After lunch there was a session of lighting talks and some more presentations.

Ernesto Tagwerker presented “The Lean Startup Hacker” where he presented some Lean Startup principles, so that products would get a better product-market fit and decrease project failures.

He emphasized that we do agile development but the whole process follows the waterfall model: we plan, develop, release betas and ship it. When shipped, we face the market and contrast if our perceptions were correct, but we do not get quick feedback if considering the whole process. Lean Startup methodology attempts to fix this:

"Lean Startup Methodology diagram" Lean Startup focuses on apprenticeship validated with objective results from market. Development and client validations should be performed simultaneously. We can create hypothesis and design experiments to validate them against the market.

How do we validate ideas against the market?

  • we can create a smoke test, ex.: a login page to see how many people would really apply to certain product
  • perform AB Testing
  • collect useful metrics
  • perform cohort analysis

“Ruby (sometimes) sucks” was a talk about Go programming language presented by Krzysztof Kowalik and Pablo Astigarraga.

They started defining concurrency (processes use the same resource for the period of time assigned to them) and parallelism (every process has its own resources). Ruby has no concurrency and cannot deal with high performance computing. If we need to perform such tasks, we use C-extensions, but are difficult to maintain. Another alternative would be to use rubinius, JRuby or… develop in another language.

Go is a static typed language that provides message passing and concurrency. Provides goroutines that are lightweight threads that communicate via channels. Data is shared via messages. If interested on learning a bit more on Go concurrency patterns, the presenters recommended to check Rob Pike’s talk on GoogleIO 2012. Sounds interesting? Would try it? Go on and explore the docs!

We all heard about DevOps. Augusto Becciu presented “Infrastructure as Ruby code” where he introduced us to Chef.

At first he stated that managing infrastructure as code is a consequence of consumption growth and services complexity, which requires horizontal scalability to keep reasonable costs. In such an infrastructure, resources should be ephemeral, provisioning should be immediate and require APIs to control it.

How do we apply software engineering practices to system administration and operations to get automation, repeatability, agility and scability?
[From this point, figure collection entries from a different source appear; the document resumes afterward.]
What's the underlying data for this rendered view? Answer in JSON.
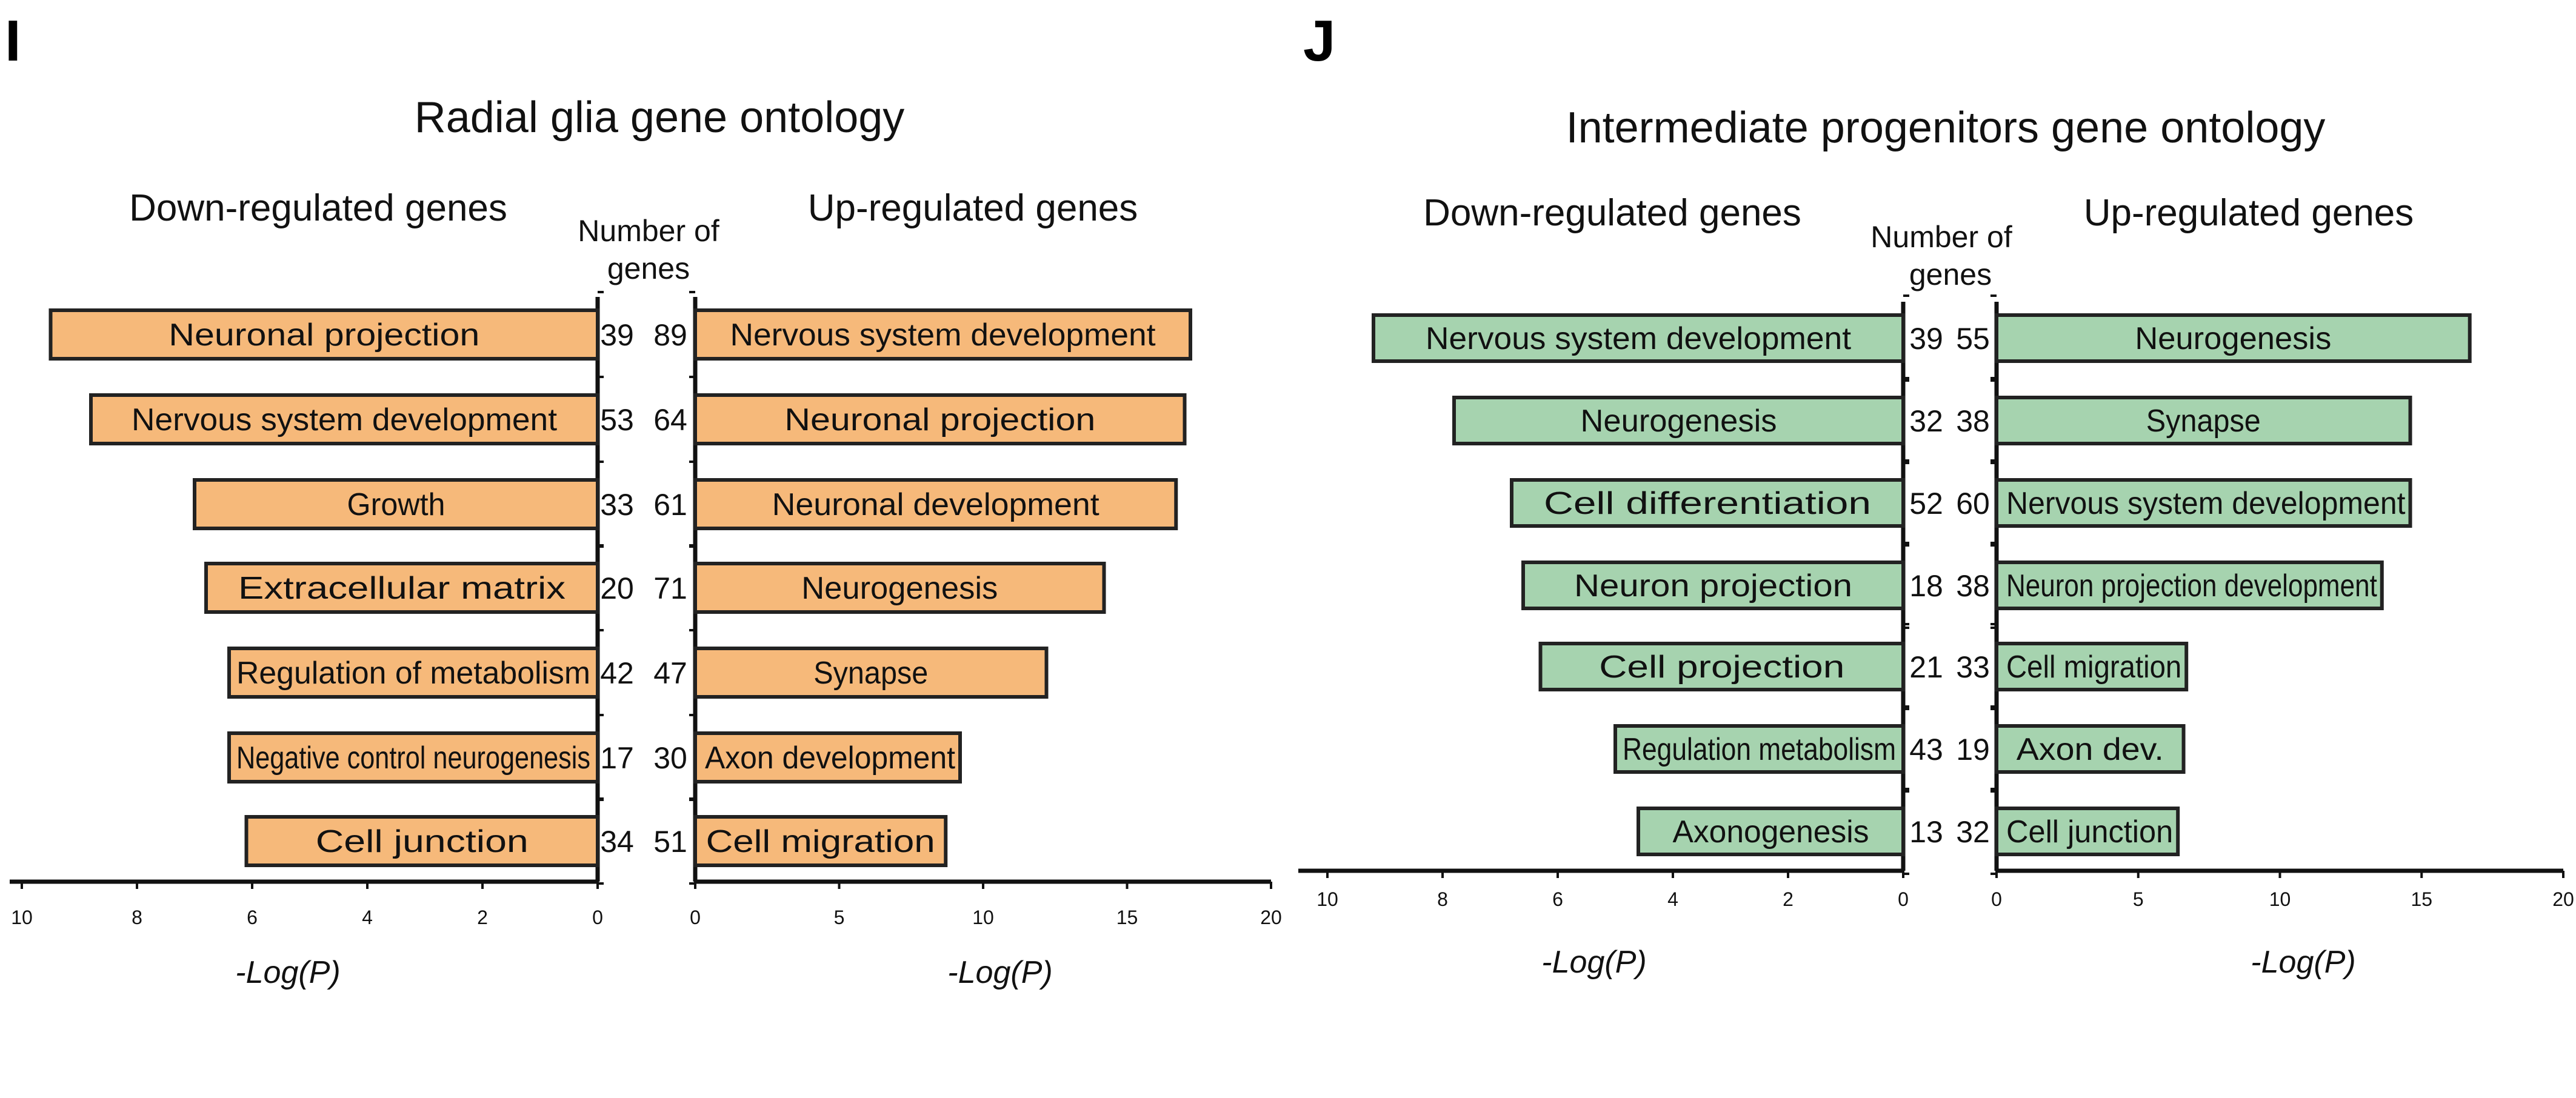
{
  "chart_data": [
    {
      "type": "bar",
      "panel": "I",
      "title": "Radial glia gene ontology",
      "bar_color": "#F6B97A",
      "count_header": [
        "Number of",
        "genes"
      ],
      "xlabel": "-Log(P)",
      "down": {
        "heading": "Down-regulated genes",
        "xlim": [
          0,
          10
        ],
        "ticks": [
          "10",
          "8",
          "6",
          "4",
          "2",
          "0"
        ],
        "categories": [
          "Neuronal projection",
          "Nervous system development",
          "Growth",
          "Extracellular matrix",
          "Regulation of metabolism",
          "Negative control neurogenesis",
          "Cell junction"
        ],
        "values": [
          9.5,
          8.8,
          7.0,
          6.8,
          6.4,
          6.4,
          6.1
        ],
        "counts": [
          39,
          53,
          33,
          20,
          42,
          17,
          34
        ]
      },
      "up": {
        "heading": "Up-regulated genes",
        "xlim": [
          0,
          20
        ],
        "ticks": [
          "0",
          "5",
          "10",
          "15",
          "20"
        ],
        "categories": [
          "Nervous system development",
          "Neuronal projection",
          "Neuronal development",
          "Neurogenesis",
          "Synapse",
          "Axon development",
          "Cell migration"
        ],
        "values": [
          17.2,
          17.0,
          16.7,
          14.2,
          12.2,
          9.2,
          8.7
        ],
        "counts": [
          89,
          64,
          61,
          71,
          47,
          30,
          51
        ]
      }
    },
    {
      "type": "bar",
      "panel": "J",
      "title": "Intermediate progenitors gene ontology",
      "bar_color": "#A6D3AF",
      "count_header": [
        "Number of",
        "genes"
      ],
      "xlabel": "-Log(P)",
      "down": {
        "heading": "Down-regulated genes",
        "xlim": [
          0,
          10
        ],
        "ticks": [
          "10",
          "8",
          "6",
          "4",
          "2",
          "0"
        ],
        "categories": [
          "Nervous system development",
          "Neurogenesis",
          "Cell differentiation",
          "Neuron projection",
          "Cell projection",
          "Regulation metabolism",
          "Axonogenesis"
        ],
        "values": [
          9.2,
          7.8,
          6.8,
          6.6,
          6.3,
          5.0,
          4.6
        ],
        "counts": [
          39,
          32,
          52,
          18,
          21,
          43,
          13
        ]
      },
      "up": {
        "heading": "Up-regulated genes",
        "xlim": [
          0,
          20
        ],
        "ticks": [
          "0",
          "5",
          "10",
          "15",
          "20"
        ],
        "categories": [
          "Neurogenesis",
          "Synapse",
          "Nervous system development",
          "Neuron projection development",
          "Cell migration",
          "Axon dev.",
          "Cell junction"
        ],
        "values": [
          16.7,
          14.6,
          14.6,
          13.6,
          6.7,
          6.6,
          6.4
        ],
        "counts": [
          55,
          38,
          60,
          38,
          33,
          19,
          32
        ]
      }
    }
  ]
}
Chef provides configuration management, system integration and idempotence. Receipts are coded in Ruby, and you should take care that execs are idempotent.
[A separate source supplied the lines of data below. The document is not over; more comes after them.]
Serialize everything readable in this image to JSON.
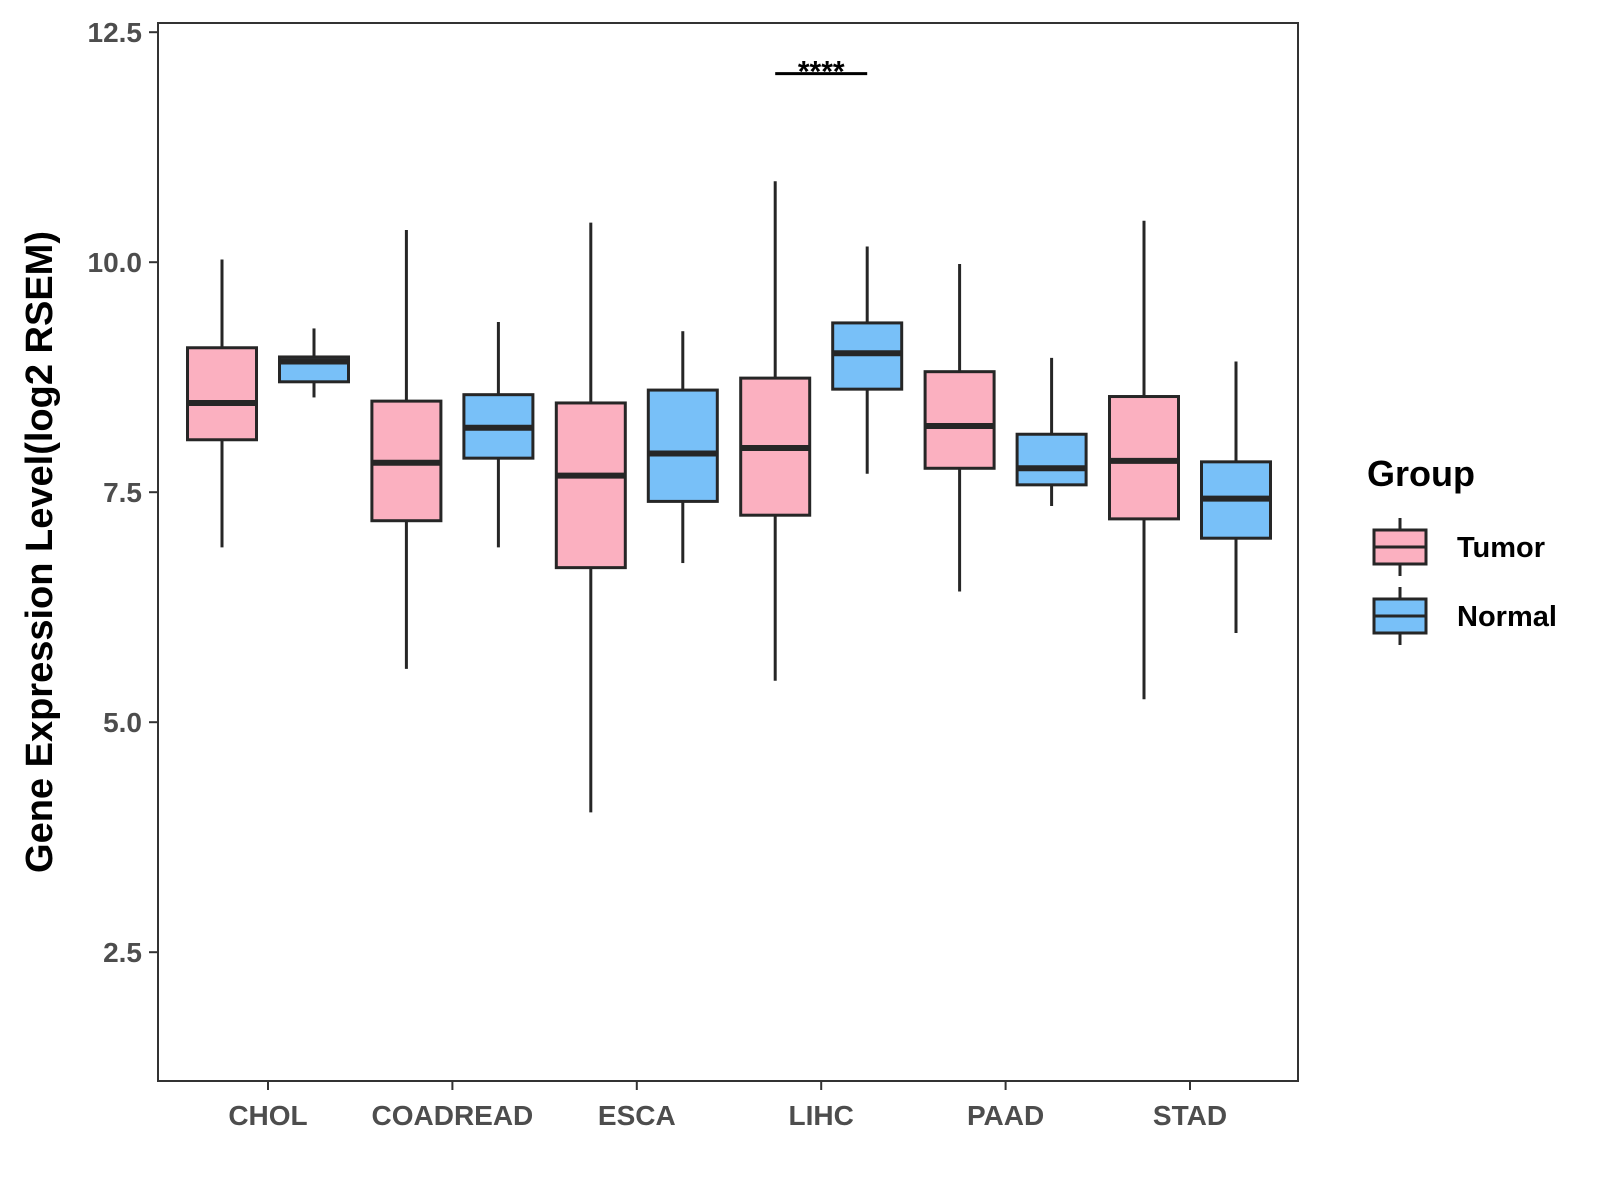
{
  "chart_data": {
    "type": "boxplot",
    "title": "",
    "xlabel": "",
    "ylabel": "Gene Expression Level(log2 RSEM)",
    "ylim": [
      1.1,
      12.6
    ],
    "yticks": [
      2.5,
      5.0,
      7.5,
      10.0,
      12.5
    ],
    "ytick_labels": [
      "2.5",
      "5.0",
      "7.5",
      "10.0",
      "12.5"
    ],
    "grid": false,
    "categories": [
      "CHOL",
      "COADREAD",
      "ESCA",
      "LIHC",
      "PAAD",
      "STAD"
    ],
    "legend": {
      "title": "Group",
      "position": "right",
      "entries": [
        "Tumor",
        "Normal"
      ]
    },
    "series": [
      {
        "name": "Tumor",
        "color": "#FBB0C0",
        "boxes": [
          {
            "whisker_low": 6.9,
            "q1": 8.07,
            "median": 8.47,
            "q3": 9.07,
            "whisker_high": 10.03
          },
          {
            "whisker_low": 5.58,
            "q1": 7.19,
            "median": 7.82,
            "q3": 8.49,
            "whisker_high": 10.35
          },
          {
            "whisker_low": 4.02,
            "q1": 6.68,
            "median": 7.68,
            "q3": 8.47,
            "whisker_high": 10.43
          },
          {
            "whisker_low": 5.45,
            "q1": 7.25,
            "median": 7.98,
            "q3": 8.74,
            "whisker_high": 10.88
          },
          {
            "whisker_low": 6.42,
            "q1": 7.76,
            "median": 8.22,
            "q3": 8.81,
            "whisker_high": 9.98
          },
          {
            "whisker_low": 5.25,
            "q1": 7.21,
            "median": 7.84,
            "q3": 8.54,
            "whisker_high": 10.45
          }
        ]
      },
      {
        "name": "Normal",
        "color": "#78C0F8",
        "boxes": [
          {
            "whisker_low": 8.53,
            "q1": 8.7,
            "median": 8.92,
            "q3": 8.97,
            "whisker_high": 9.28
          },
          {
            "whisker_low": 6.9,
            "q1": 7.87,
            "median": 8.2,
            "q3": 8.56,
            "whisker_high": 9.35
          },
          {
            "whisker_low": 6.73,
            "q1": 7.4,
            "median": 7.92,
            "q3": 8.61,
            "whisker_high": 9.25
          },
          {
            "whisker_low": 7.7,
            "q1": 8.62,
            "median": 9.01,
            "q3": 9.34,
            "whisker_high": 10.17
          },
          {
            "whisker_low": 7.35,
            "q1": 7.58,
            "median": 7.76,
            "q3": 8.13,
            "whisker_high": 8.96
          },
          {
            "whisker_low": 5.97,
            "q1": 7.0,
            "median": 7.43,
            "q3": 7.83,
            "whisker_high": 8.92
          }
        ]
      }
    ],
    "annotations": [
      {
        "category": "LIHC",
        "text": "****",
        "y": 12.05
      }
    ]
  },
  "colors": {
    "outline": "#262626",
    "axis": "#333333",
    "tick_text": "#4d4d4d"
  }
}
Last talk was presented by Steve Klabnik and was about the importance of philosophy and humanities for us. He stated that we build software for people, so we should not care just about the tech side, but also try to better understand people. He also presented several examples about how some concepts we are familiar with at software, are also explored on other fields. Learning about them brings us different perspectives and new ideas.